Switches on flasher light before he collapsed, driver of train from opposite direction alerts authorities
When motorman S. Manohar (48) ignored his fever and signed up for duty on Thursday to operate the suburban service from Gummudipoondi to Chennai, little would he have known what fate had in store for him.
Within minutes of leaving Gummidipoondi at 3.40 p.m., Manohar mst have developed extreme unease. Kavaraipettai, the next stop, was barely a few minutes away but the world around him must have blacking out too rapidly for him to make it to the station.
What the loco pilot managed to do in the next few moments probably saved the lives of scores of commuters on train GM 42032.
In what his colleagues and Railway administrators describe as a heroic act, Manohar brought the train to a stop, disengaged cabin controls and switched on the flasher light before he collapsed.
The emergency flasher caught the attention of V. Balachandran, the motorman who was manning the GM 42029 from Chennai to Gummidipoondi on the other line. The loco pilot stopped his train and entrusted the controls with the guard before going over to inspect the other train’s cabin where he found the motorman lying unconscious.

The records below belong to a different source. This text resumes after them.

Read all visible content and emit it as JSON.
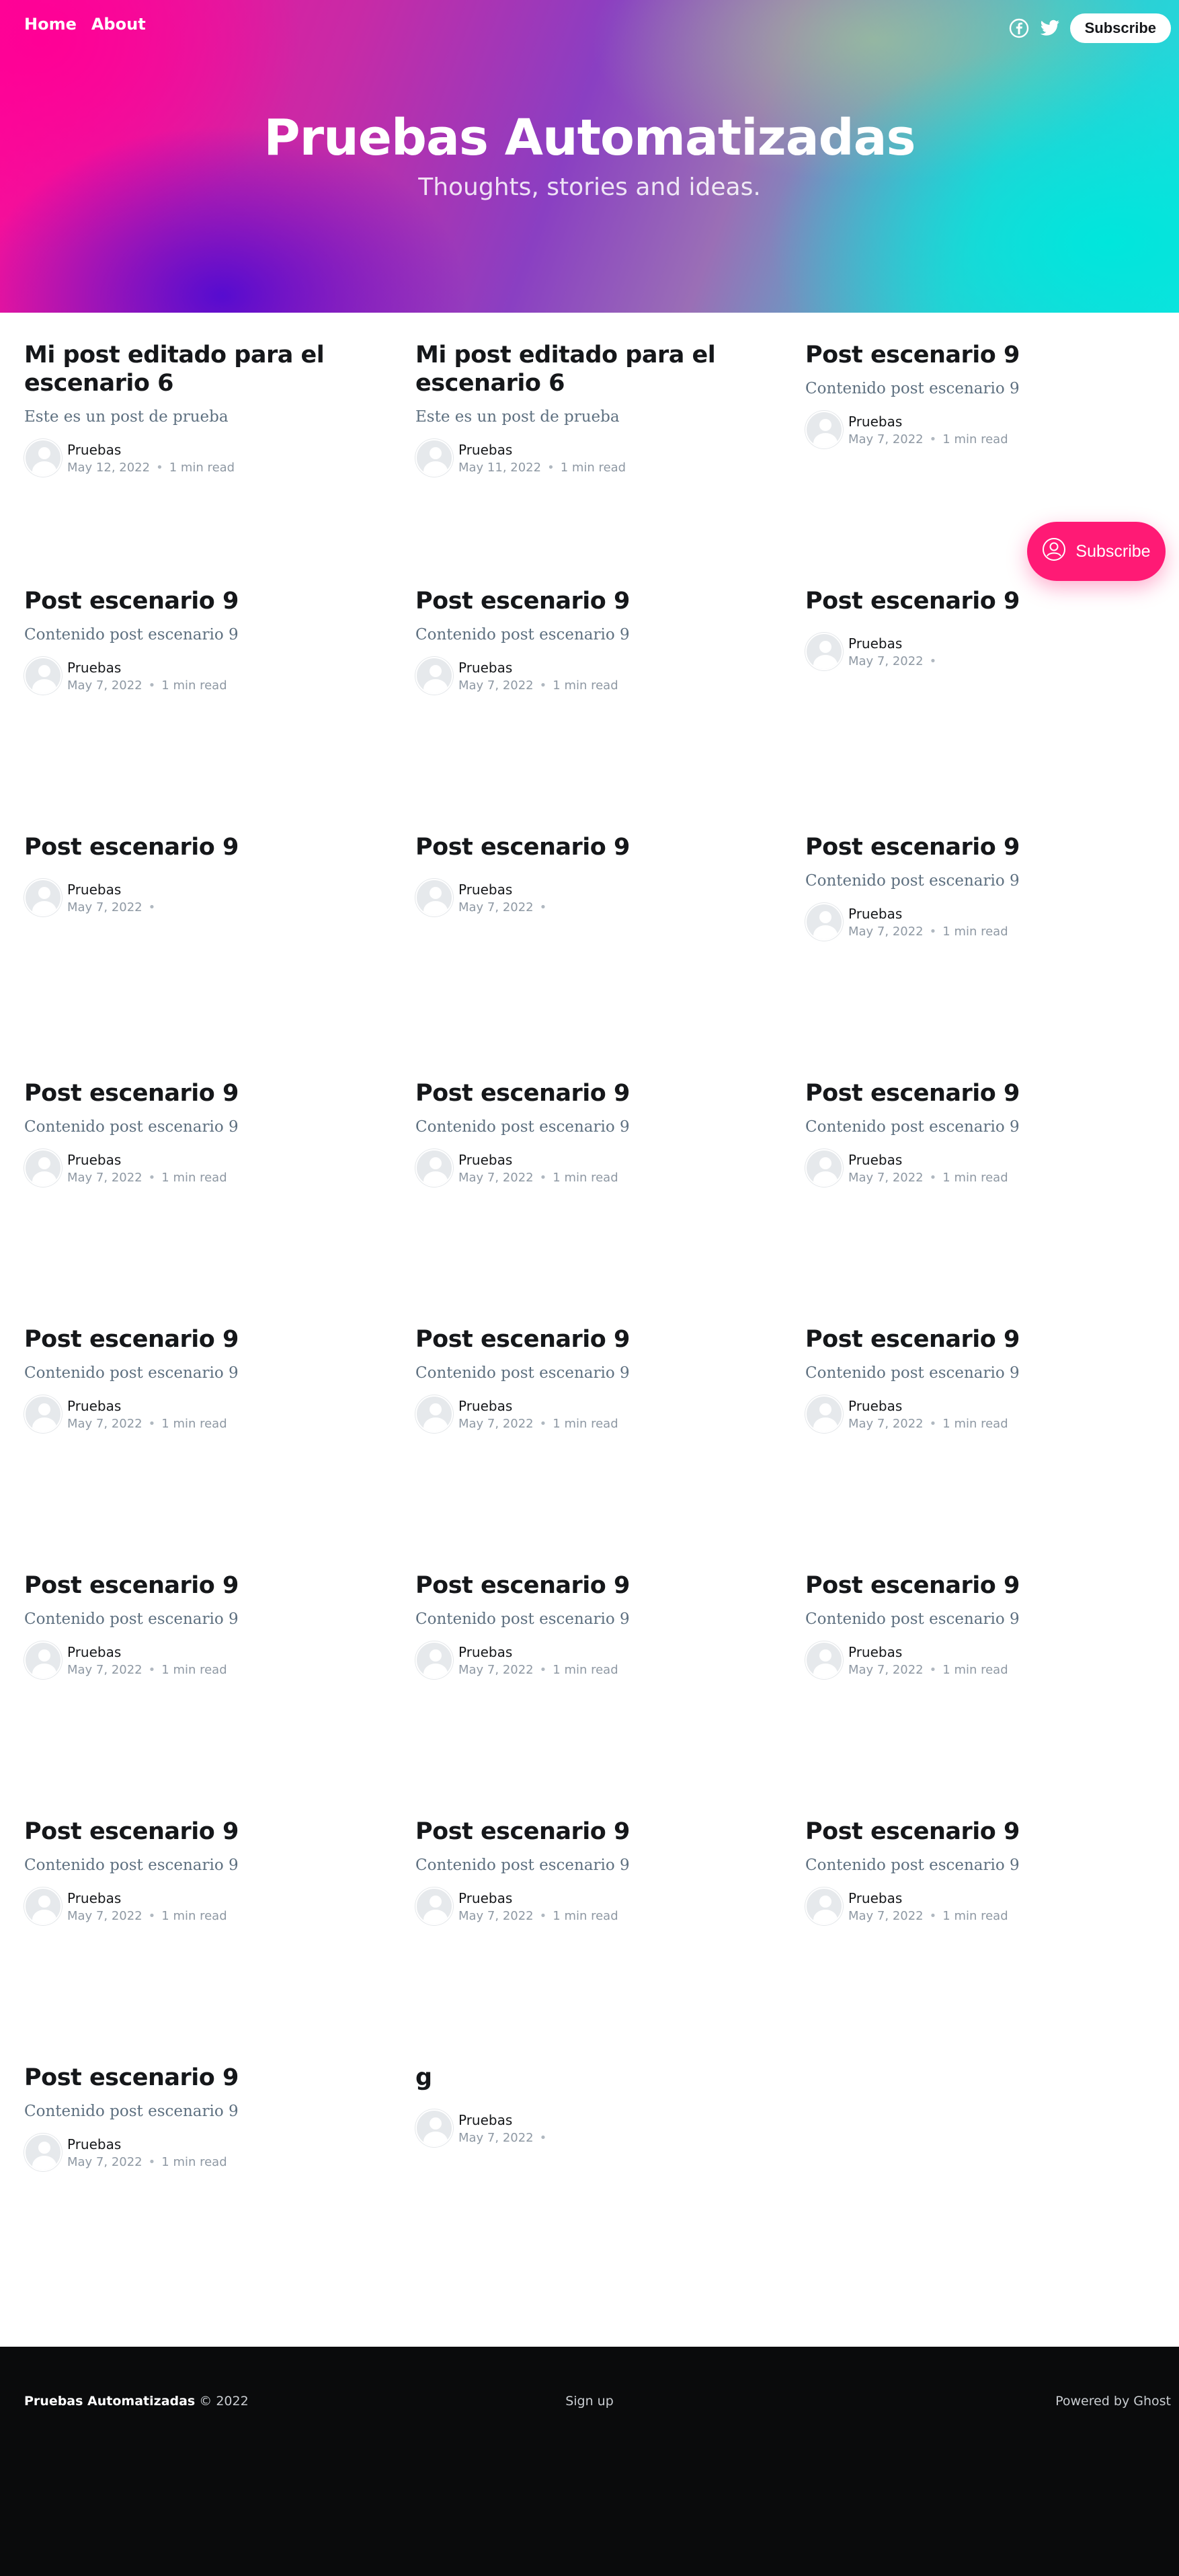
{
  "nav": {
    "home": "Home",
    "about": "About",
    "subscribe": "Subscribe"
  },
  "site": {
    "title": "Pruebas Automatizadas",
    "description": "Thoughts, stories and ideas."
  },
  "float_subscribe": "Subscribe",
  "posts": [
    {
      "title": "Mi post editado para el escenario 6",
      "excerpt": "Este es un post de prueba",
      "author": "Pruebas",
      "date": "May 12, 2022",
      "read": "1 min read"
    },
    {
      "title": "Mi post editado para el escenario 6",
      "excerpt": "Este es un post de prueba",
      "author": "Pruebas",
      "date": "May 11, 2022",
      "read": "1 min read"
    },
    {
      "title": "Post escenario 9",
      "excerpt": "Contenido post escenario 9",
      "author": "Pruebas",
      "date": "May 7, 2022",
      "read": "1 min read"
    },
    {
      "title": "Post escenario 9",
      "excerpt": "Contenido post escenario 9",
      "author": "Pruebas",
      "date": "May 7, 2022",
      "read": "1 min read"
    },
    {
      "title": "Post escenario 9",
      "excerpt": "Contenido post escenario 9",
      "author": "Pruebas",
      "date": "May 7, 2022",
      "read": "1 min read"
    },
    {
      "title": "Post escenario 9",
      "excerpt": "",
      "author": "Pruebas",
      "date": "May 7, 2022",
      "read": ""
    },
    {
      "title": "Post escenario 9",
      "excerpt": "",
      "author": "Pruebas",
      "date": "May 7, 2022",
      "read": ""
    },
    {
      "title": "Post escenario 9",
      "excerpt": "",
      "author": "Pruebas",
      "date": "May 7, 2022",
      "read": ""
    },
    {
      "title": "Post escenario 9",
      "excerpt": "Contenido post escenario 9",
      "author": "Pruebas",
      "date": "May 7, 2022",
      "read": "1 min read"
    },
    {
      "title": "Post escenario 9",
      "excerpt": "Contenido post escenario 9",
      "author": "Pruebas",
      "date": "May 7, 2022",
      "read": "1 min read"
    },
    {
      "title": "Post escenario 9",
      "excerpt": "Contenido post escenario 9",
      "author": "Pruebas",
      "date": "May 7, 2022",
      "read": "1 min read"
    },
    {
      "title": "Post escenario 9",
      "excerpt": "Contenido post escenario 9",
      "author": "Pruebas",
      "date": "May 7, 2022",
      "read": "1 min read"
    },
    {
      "title": "Post escenario 9",
      "excerpt": "Contenido post escenario 9",
      "author": "Pruebas",
      "date": "May 7, 2022",
      "read": "1 min read"
    },
    {
      "title": "Post escenario 9",
      "excerpt": "Contenido post escenario 9",
      "author": "Pruebas",
      "date": "May 7, 2022",
      "read": "1 min read"
    },
    {
      "title": "Post escenario 9",
      "excerpt": "Contenido post escenario 9",
      "author": "Pruebas",
      "date": "May 7, 2022",
      "read": "1 min read"
    },
    {
      "title": "Post escenario 9",
      "excerpt": "Contenido post escenario 9",
      "author": "Pruebas",
      "date": "May 7, 2022",
      "read": "1 min read"
    },
    {
      "title": "Post escenario 9",
      "excerpt": "Contenido post escenario 9",
      "author": "Pruebas",
      "date": "May 7, 2022",
      "read": "1 min read"
    },
    {
      "title": "Post escenario 9",
      "excerpt": "Contenido post escenario 9",
      "author": "Pruebas",
      "date": "May 7, 2022",
      "read": "1 min read"
    },
    {
      "title": "Post escenario 9",
      "excerpt": "Contenido post escenario 9",
      "author": "Pruebas",
      "date": "May 7, 2022",
      "read": "1 min read"
    },
    {
      "title": "Post escenario 9",
      "excerpt": "Contenido post escenario 9",
      "author": "Pruebas",
      "date": "May 7, 2022",
      "read": "1 min read"
    },
    {
      "title": "Post escenario 9",
      "excerpt": "Contenido post escenario 9",
      "author": "Pruebas",
      "date": "May 7, 2022",
      "read": "1 min read"
    },
    {
      "title": "Post escenario 9",
      "excerpt": "Contenido post escenario 9",
      "author": "Pruebas",
      "date": "May 7, 2022",
      "read": "1 min read"
    },
    {
      "title": "g",
      "excerpt": "",
      "author": "Pruebas",
      "date": "May 7, 2022",
      "read": ""
    }
  ],
  "footer": {
    "site_name": "Pruebas Automatizadas",
    "copyright": "© 2022",
    "signup": "Sign up",
    "powered": "Powered by Ghost"
  },
  "colors": {
    "accent": "#ff1a75",
    "footer_bg": "#0a0b0c"
  }
}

Balachandran alerted the Station Master at Kavaraipettai of the emergency and sought immediate signal clearance to bring the train there. Railway staff at Kavaraipettai arranged an ambulance through 108 and took Manohar to the Railway Hospital in Perambur. Manohar’s wife reportedly told doctors that her husband had ignored her pleas to stay back and take rest as he was running a fever. The same night, he died.
The previous day, Manohar was on night duty as standby at Chennai Central. Those on waiting duty would be assigned to take over in cases where someone else falls sick or is unable to report for other reasons. EMU services begin as early as 1.20 a.m. with a train from Beach to Arakkonam followed by other pre-sunrise schedules to Tiruvallur and Ponneri.
“In spite of sickness, Manohar had opted for overtime duty as he needed the extra allowances to get over a financial difficulty,” a Railwayman said.
Sources say that there was a 45-minute delay for the ambulance to turn up. Treatment for the patient was delayed by almost another hour as the ambulance had to weave through heavy traffic to reach the Railway Hospital in Perambur.
“By the time the patient [Manohar] was taken into the ICU, precious time had been lost,” a Railway doctor said.
“It looks like the patient had a massive heart seizure or an acute heat stroke while at the controls of the train. The post mortem report is awaited,” he added.
On Saturday, Southern Railway saluted the “duty consciousness” of Manohar, who had joined the Railways in 1991, and the presence of mind shown by Balachandran.